Debezium - Database Change Capture Without the Pain

What is Debezium and Why You'll Need It (Eventually)

Debezium captures database changes by reading transaction logs, which sounds simple until you actually try to set it up. I've been running this shit for 2 years now, and here's what you need to know before you dive in.

The Setup Reality Check

Debezium runs on Kafka Connect, which means you need Kafka first. If you don't already have a Kafka cluster, plan for 3 weeks of setup, not 3 hours. The documentation makes it look easy - it's not.

Kafka Connect Mode: This is what everyone uses in production. Your connector runs in a distributed cluster, survives single node failures, and scales horizontally. Setting it up properly took me 5 days because the memory settings are garbage by default.

Debezium Server: Standalone mode that doesn't require Kafka. Sounds great, right? Wrong. You lose fault tolerance and horizontal scaling. I tried this first - lasted exactly 2 weeks before I gave up and went back to Kafka Connect.

Embedded Engine: Java library you embed in your app. Don't do this unless you enjoy debugging memory leaks at 3am. The embedded engine will eat your heap and you'll have no idea why.

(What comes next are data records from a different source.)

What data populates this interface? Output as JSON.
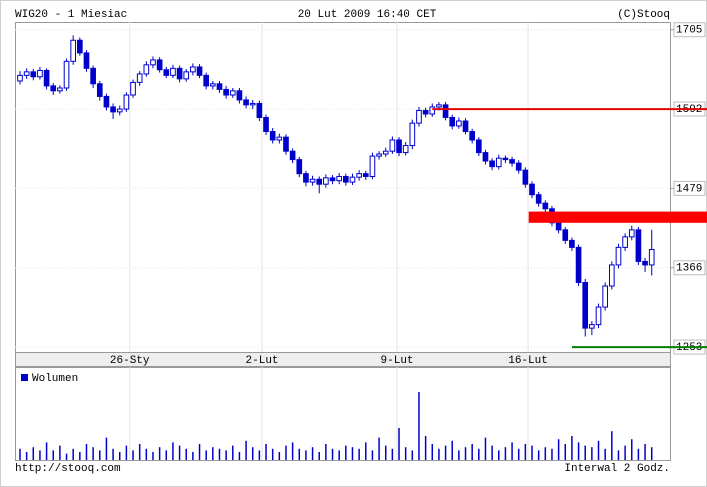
{
  "chart_data": {
    "type": "candlestick",
    "title": "WIG20 - 1 Miesiac",
    "timestamp": "20 Lut 2009 16:40 CET",
    "copyright": "(C)Stooq",
    "footer_left": "http://stooq.com",
    "footer_right": "Interwal 2 Godz.",
    "color": "#0000cc",
    "ylim": [
      1246,
      1716
    ],
    "yticks": [
      1253,
      1366,
      1479,
      1592,
      1705
    ],
    "xlim": [
      -0.75,
      97.75
    ],
    "xticks": [
      {
        "value": 16.5,
        "label": "26-Sty"
      },
      {
        "value": 36.4,
        "label": "2-Lut"
      },
      {
        "value": 56.7,
        "label": "9-Lut"
      },
      {
        "value": 76.4,
        "label": "16-Lut"
      }
    ],
    "grid": true,
    "open": [
      1632,
      1640,
      1645,
      1638,
      1647,
      1625,
      1618,
      1622,
      1660,
      1690,
      1672,
      1650,
      1628,
      1610,
      1595,
      1588,
      1592,
      1612,
      1630,
      1642,
      1655,
      1662,
      1648,
      1640,
      1650,
      1635,
      1645,
      1652,
      1640,
      1625,
      1628,
      1620,
      1612,
      1618,
      1605,
      1598,
      1600,
      1580,
      1560,
      1548,
      1552,
      1532,
      1520,
      1500,
      1488,
      1492,
      1485,
      1494,
      1490,
      1496,
      1488,
      1495,
      1500,
      1496,
      1525,
      1528,
      1532,
      1548,
      1530,
      1540,
      1572,
      1590,
      1585,
      1595,
      1598,
      1580,
      1568,
      1575,
      1560,
      1548,
      1530,
      1518,
      1510,
      1522,
      1520,
      1515,
      1505,
      1485,
      1470,
      1458,
      1450,
      1430,
      1420,
      1405,
      1395,
      1345,
      1280,
      1285,
      1310,
      1340,
      1370,
      1395,
      1410,
      1420,
      1375,
      1370
    ],
    "high": [
      1646,
      1650,
      1649,
      1652,
      1650,
      1629,
      1626,
      1664,
      1697,
      1694,
      1676,
      1654,
      1632,
      1614,
      1600,
      1597,
      1616,
      1634,
      1646,
      1660,
      1667,
      1666,
      1652,
      1655,
      1654,
      1649,
      1657,
      1656,
      1644,
      1632,
      1632,
      1625,
      1622,
      1622,
      1610,
      1605,
      1604,
      1584,
      1565,
      1557,
      1556,
      1536,
      1524,
      1504,
      1497,
      1496,
      1499,
      1498,
      1501,
      1500,
      1500,
      1505,
      1504,
      1530,
      1532,
      1537,
      1553,
      1552,
      1545,
      1577,
      1595,
      1594,
      1600,
      1602,
      1602,
      1584,
      1580,
      1579,
      1564,
      1552,
      1534,
      1522,
      1527,
      1526,
      1524,
      1519,
      1509,
      1489,
      1474,
      1462,
      1454,
      1434,
      1424,
      1409,
      1399,
      1350,
      1290,
      1315,
      1345,
      1375,
      1400,
      1415,
      1426,
      1424,
      1380,
      1420
    ],
    "low": [
      1627,
      1635,
      1633,
      1634,
      1620,
      1612,
      1614,
      1618,
      1655,
      1668,
      1645,
      1622,
      1604,
      1590,
      1578,
      1583,
      1588,
      1608,
      1625,
      1638,
      1650,
      1644,
      1636,
      1636,
      1630,
      1631,
      1640,
      1636,
      1620,
      1620,
      1615,
      1607,
      1608,
      1600,
      1593,
      1592,
      1575,
      1555,
      1543,
      1543,
      1527,
      1515,
      1495,
      1482,
      1483,
      1472,
      1480,
      1485,
      1485,
      1483,
      1484,
      1490,
      1491,
      1492,
      1520,
      1524,
      1528,
      1525,
      1526,
      1535,
      1567,
      1580,
      1581,
      1590,
      1576,
      1563,
      1564,
      1556,
      1543,
      1525,
      1513,
      1505,
      1506,
      1515,
      1510,
      1500,
      1480,
      1465,
      1453,
      1445,
      1425,
      1415,
      1400,
      1390,
      1340,
      1268,
      1270,
      1280,
      1305,
      1335,
      1365,
      1390,
      1405,
      1370,
      1360,
      1355
    ],
    "close": [
      1640,
      1645,
      1638,
      1647,
      1625,
      1618,
      1622,
      1660,
      1690,
      1672,
      1650,
      1628,
      1610,
      1595,
      1588,
      1592,
      1612,
      1630,
      1642,
      1655,
      1662,
      1648,
      1640,
      1650,
      1635,
      1645,
      1652,
      1640,
      1625,
      1628,
      1620,
      1612,
      1618,
      1605,
      1598,
      1600,
      1580,
      1560,
      1548,
      1552,
      1532,
      1520,
      1500,
      1488,
      1492,
      1485,
      1494,
      1490,
      1496,
      1488,
      1495,
      1500,
      1496,
      1525,
      1528,
      1532,
      1548,
      1530,
      1540,
      1572,
      1590,
      1585,
      1595,
      1598,
      1580,
      1568,
      1575,
      1560,
      1548,
      1530,
      1518,
      1510,
      1522,
      1520,
      1515,
      1505,
      1485,
      1470,
      1458,
      1450,
      1430,
      1420,
      1405,
      1395,
      1345,
      1280,
      1285,
      1310,
      1340,
      1370,
      1395,
      1410,
      1420,
      1375,
      1370,
      1392
    ],
    "volume_label": "Wolumen",
    "volume_ylim": [
      0,
      100
    ],
    "volume": [
      14,
      10,
      16,
      12,
      22,
      12,
      18,
      8,
      14,
      10,
      20,
      16,
      12,
      28,
      14,
      10,
      18,
      12,
      20,
      14,
      10,
      16,
      12,
      22,
      18,
      14,
      10,
      20,
      12,
      16,
      14,
      12,
      18,
      10,
      24,
      16,
      12,
      20,
      14,
      10,
      18,
      22,
      14,
      12,
      16,
      10,
      20,
      14,
      12,
      18,
      16,
      14,
      22,
      12,
      28,
      18,
      14,
      40,
      16,
      12,
      85,
      30,
      20,
      14,
      18,
      24,
      12,
      16,
      20,
      14,
      28,
      18,
      12,
      16,
      22,
      14,
      20,
      18,
      12,
      16,
      14,
      26,
      20,
      30,
      22,
      18,
      16,
      24,
      14,
      36,
      12,
      18,
      26,
      14,
      20,
      16
    ],
    "levels": [
      {
        "value": 1592,
        "from": 62,
        "color": "#e00000"
      },
      {
        "value": 1253,
        "from": 83,
        "color": "#008000"
      }
    ],
    "bands": [
      {
        "low": 1430,
        "high": 1446,
        "from": 76.5,
        "color": "#ff0000"
      }
    ]
  }
}
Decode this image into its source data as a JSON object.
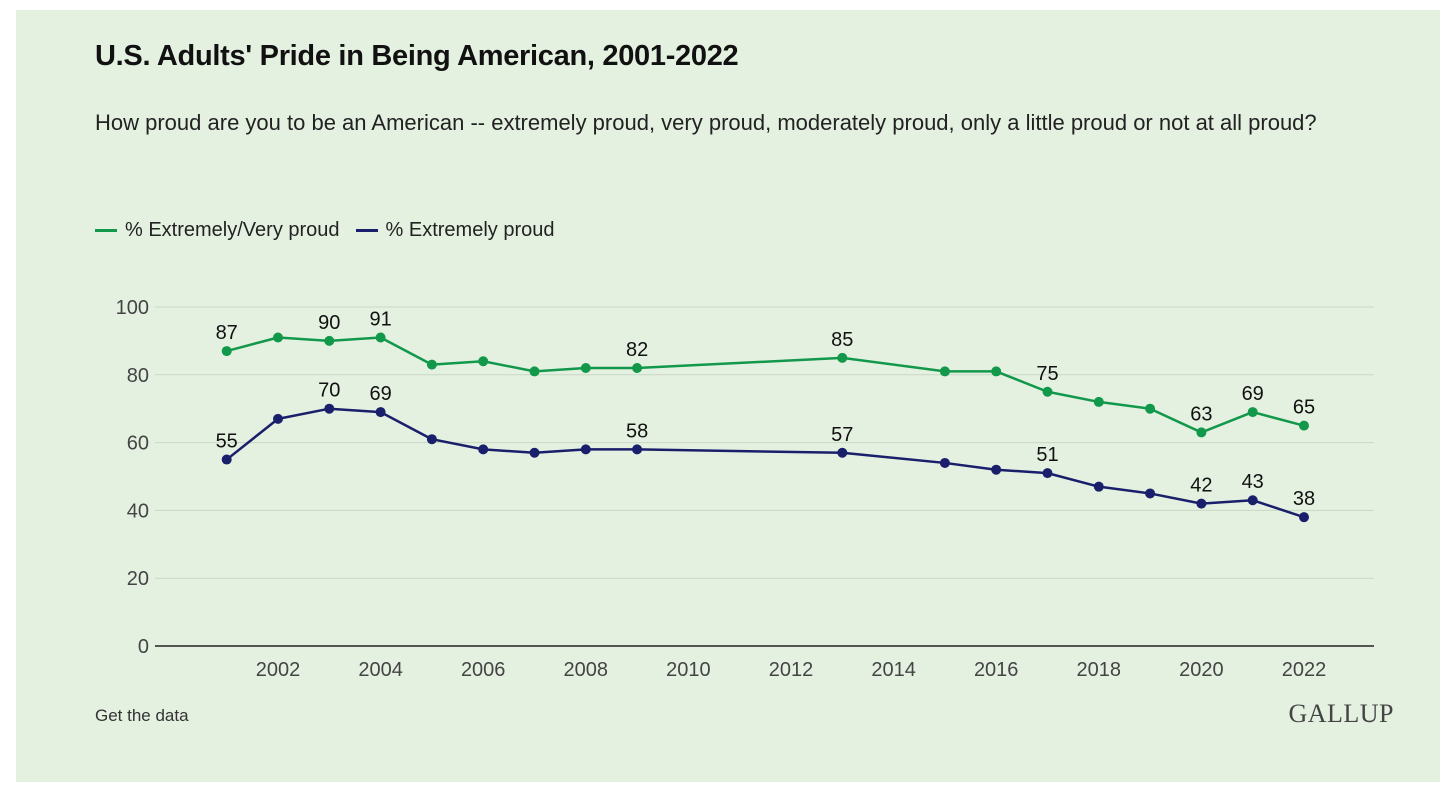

Database Support (The Real Story)

Version 3.2.2.Final (September 2025) supports these databases, but "supports" is doing some heavy lifting:

PostgreSQL: Works great once you enable logical replication. Just make sure your wal_level is set to logical or you'll waste 4 hours debugging why nothing works.

PostgreSQL Logical Replication Architecture

MySQL: The binlog setup is straightforward, but row-based replication is required. Mixed or statement-based replication will silently fuck you over.

Oracle: Prepare for pain. LogMiner works but requires supplemental logging enabled. XStream is faster but costs extra licensing. Either way, you'll need a DBA who doesn't hate you.

MongoDB: Uses replica set oplog, which means you need a replica set. Single node MongoDB won't work, learned that the hard way.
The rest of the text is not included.